Muy pocos ciudadanos saben que Veracruz tiene una senadora de la República que es nativa de Poza Rica cuyo nombre es Raquel Bonilla Herrera y que llegó a la curul por la licencia que pidió Claudia Tello, pues la aún secretaria de Educación es la propietaria de la fórmula.


Antes de ingresar a la política, la pozarricence trabajó en el bar “El Forajidos” donde se hacía llamar “La Vaquerita”, mote que también usó posteriormente en su época de locutora de radio.
Fue diputada federal de mayoría en dos ocasiones y luego fue colocada en la suplencia de la primera fórmula al Senado pese a que dicen sus cercano que Claudia Tello nunca estuvo de acuerdo de llevarla como compañera.


De su trabajo en la curul se conoce muy poco, pero donde si tuvo activismo fue en la pasada elección municipal donde presumió ser la gran operadora de Morena.


No obstante, se dice que el alto mando está enojada con ella por los
resultados en Poza Rica donde el partido guinda tuvo que recurrir casi al fraude para darle la vuelta al marcador.


En la contingencia por las lluvias que hoy afecta a sus paisanos a Raquel Bonilla se le había visto “fuera de foco” hasta que apareció en el escenario nacional por un hecho de oportunismo político.


Y es que la senadora entregó despensas provenientes de Taiwán a los damnificados, pero a alguien de su equipo se le ocurrió la “brillante” idea de colocar el nombre de la legisladora en las bolsas.

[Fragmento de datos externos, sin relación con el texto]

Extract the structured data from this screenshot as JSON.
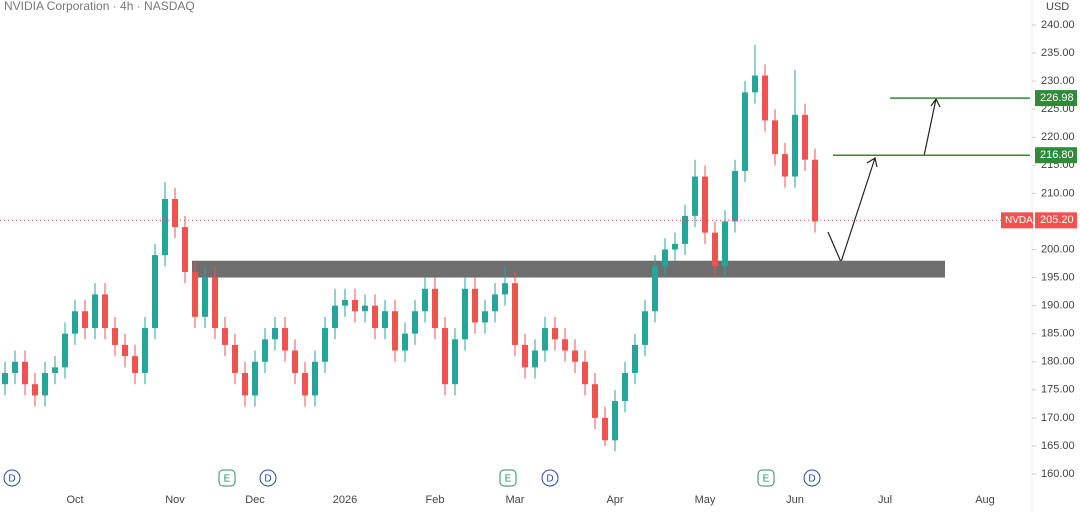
{
  "chart_data": {
    "type": "candlestick",
    "title": "NVIDIA Corporation · 4h · NASDAQ",
    "currency": "USD",
    "up_color": "#26a69a",
    "down_color": "#ef5350",
    "categories": [
      null,
      null,
      null,
      null,
      null,
      null,
      null,
      "Oct",
      null,
      null,
      null,
      null,
      null,
      null,
      null,
      null,
      null,
      "Nov",
      null,
      null,
      null,
      null,
      null,
      null,
      null,
      "Dec",
      null,
      null,
      null,
      null,
      null,
      null,
      null,
      null,
      "2026",
      null,
      null,
      null,
      null,
      null,
      null,
      null,
      null,
      "Feb",
      null,
      null,
      null,
      null,
      null,
      null,
      null,
      "Mar",
      null,
      null,
      null,
      null,
      null,
      null,
      null,
      null,
      null,
      "Apr",
      null,
      null,
      null,
      null,
      null,
      null,
      null,
      null,
      "May",
      null,
      null,
      null,
      null,
      null,
      null,
      null,
      null,
      "Jun",
      null,
      null,
      null,
      null,
      null,
      null,
      null,
      null,
      "Jul",
      null,
      null,
      null,
      null,
      null,
      null,
      null,
      null,
      null,
      "Aug",
      null,
      null,
      null,
      null
    ],
    "open": [
      176,
      178,
      180,
      176,
      174,
      178,
      179,
      185,
      189,
      186,
      192,
      186,
      183,
      181,
      178,
      186,
      199,
      209,
      204,
      196,
      188,
      195,
      186,
      183,
      178,
      174,
      180,
      184,
      186,
      182,
      178,
      174,
      180,
      186,
      190,
      191,
      189,
      190,
      186,
      189,
      182,
      185,
      189,
      193,
      186,
      176,
      184,
      193,
      187,
      189,
      192,
      194,
      183,
      179,
      182,
      186,
      184,
      182,
      180,
      176,
      170,
      166,
      173,
      178,
      183,
      189,
      197,
      200,
      201,
      206,
      213,
      203,
      197,
      205,
      214,
      228,
      231,
      223,
      217,
      213,
      224,
      216,
      null,
      null,
      null,
      null,
      null,
      null,
      null,
      null,
      null,
      null,
      null,
      null,
      null,
      null,
      null,
      null,
      null,
      null,
      null,
      null,
      null
    ],
    "high": [
      180,
      182,
      182,
      178,
      180,
      181,
      187,
      191,
      191,
      194,
      194,
      188,
      185,
      183,
      188,
      201,
      212,
      211,
      206,
      198,
      197,
      197,
      188,
      185,
      180,
      182,
      186,
      188,
      188,
      184,
      180,
      182,
      188,
      193,
      193,
      193,
      192,
      192,
      191,
      191,
      187,
      191,
      195,
      195,
      188,
      186,
      195,
      195,
      191,
      194,
      197,
      196,
      185,
      184,
      188,
      188,
      186,
      184,
      182,
      178,
      172,
      175,
      180,
      185,
      191,
      199,
      202,
      203,
      208,
      216,
      215,
      205,
      207,
      216,
      230,
      236.5,
      233,
      225,
      219,
      232,
      226,
      218,
      null,
      null,
      null,
      null,
      null,
      null,
      null,
      null,
      null,
      null,
      null,
      null,
      null,
      null,
      null,
      null,
      null,
      null,
      null,
      null,
      null
    ],
    "low": [
      174,
      176,
      174,
      172,
      172,
      176,
      177,
      183,
      184,
      184,
      184,
      181,
      179,
      176,
      176,
      184,
      197,
      202,
      194,
      186,
      186,
      184,
      181,
      176,
      172,
      172,
      178,
      182,
      180,
      176,
      172,
      172,
      178,
      184,
      188,
      187,
      187,
      184,
      184,
      180,
      180,
      183,
      187,
      184,
      174,
      174,
      182,
      185,
      185,
      187,
      190,
      181,
      177,
      177,
      180,
      182,
      180,
      178,
      174,
      168,
      165,
      164,
      171,
      176,
      181,
      187,
      195,
      198,
      199,
      204,
      201,
      195,
      195,
      203,
      212,
      226,
      221,
      215,
      211,
      211,
      214,
      203,
      null,
      null,
      null,
      null,
      null,
      null,
      null,
      null,
      null,
      null,
      null,
      null,
      null,
      null,
      null,
      null,
      null,
      null,
      null,
      null,
      null
    ],
    "close": [
      178,
      180,
      176,
      174,
      178,
      179,
      185,
      189,
      186,
      192,
      186,
      183,
      181,
      178,
      186,
      199,
      209,
      204,
      196,
      188,
      195,
      186,
      183,
      178,
      174,
      180,
      184,
      186,
      182,
      178,
      174,
      180,
      186,
      190,
      191,
      189,
      190,
      186,
      189,
      182,
      185,
      189,
      193,
      186,
      176,
      184,
      193,
      187,
      189,
      192,
      194,
      183,
      179,
      182,
      186,
      184,
      182,
      180,
      176,
      170,
      166,
      173,
      178,
      183,
      189,
      197,
      200,
      201,
      206,
      213,
      203,
      197,
      205,
      214,
      228,
      231,
      223,
      217,
      213,
      224,
      216,
      205,
      null,
      null,
      null,
      null,
      null,
      null,
      null,
      null,
      null,
      null,
      null,
      null,
      null,
      null,
      null,
      null,
      null,
      null,
      null,
      null,
      null
    ],
    "ylim": [
      160,
      240
    ],
    "yticks": [
      {
        "value": 160,
        "label": "160.00"
      },
      {
        "value": 165,
        "label": "165.00"
      },
      {
        "value": 170,
        "label": "170.00"
      },
      {
        "value": 175,
        "label": "175.00"
      },
      {
        "value": 180,
        "label": "180.00"
      },
      {
        "value": 185,
        "label": "185.00"
      },
      {
        "value": 190,
        "label": "190.00"
      },
      {
        "value": 195,
        "label": "195.00"
      },
      {
        "value": 200,
        "label": "200.00"
      },
      {
        "value": 205,
        "label": "205.00"
      },
      {
        "value": 210,
        "label": "210.00"
      },
      {
        "value": 215,
        "label": "215.00"
      },
      {
        "value": 220,
        "label": "220.00"
      },
      {
        "value": 225,
        "label": "225.00"
      },
      {
        "value": 230,
        "label": "230.00"
      },
      {
        "value": 235,
        "label": "235.00"
      },
      {
        "value": 240,
        "label": "240.00"
      }
    ],
    "zone": [
      195,
      198
    ],
    "levels": [
      {
        "value": 216.8,
        "label": "216.80"
      },
      {
        "value": 226.98,
        "label": "226.98"
      }
    ],
    "level_color": "#2e8b3a",
    "last_price": {
      "name": "NVDA",
      "value": 205.2,
      "label": "205.20"
    },
    "events": [
      "D",
      "E",
      "D",
      "E",
      "D",
      "E",
      "D"
    ]
  }
}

Un hecho a todas luces condenable porque se buscó lucrar con una tragedia que cobró la vida de 35 veracruzanos de acuerdo a la última actualización.


Obviamente la “pela” en redes sociales no se ha hecho esperar así como tampoco el linchamiento mediático de los opositores como el diputado local priista, Hector Yunes Landa, quien llamó “carroñera” a la morenista.


Lo cierto es que Raquel Bonilla no ha emitido un comunicado para confirmar o desmentir el tema y se olvida que en política el que calla otorga.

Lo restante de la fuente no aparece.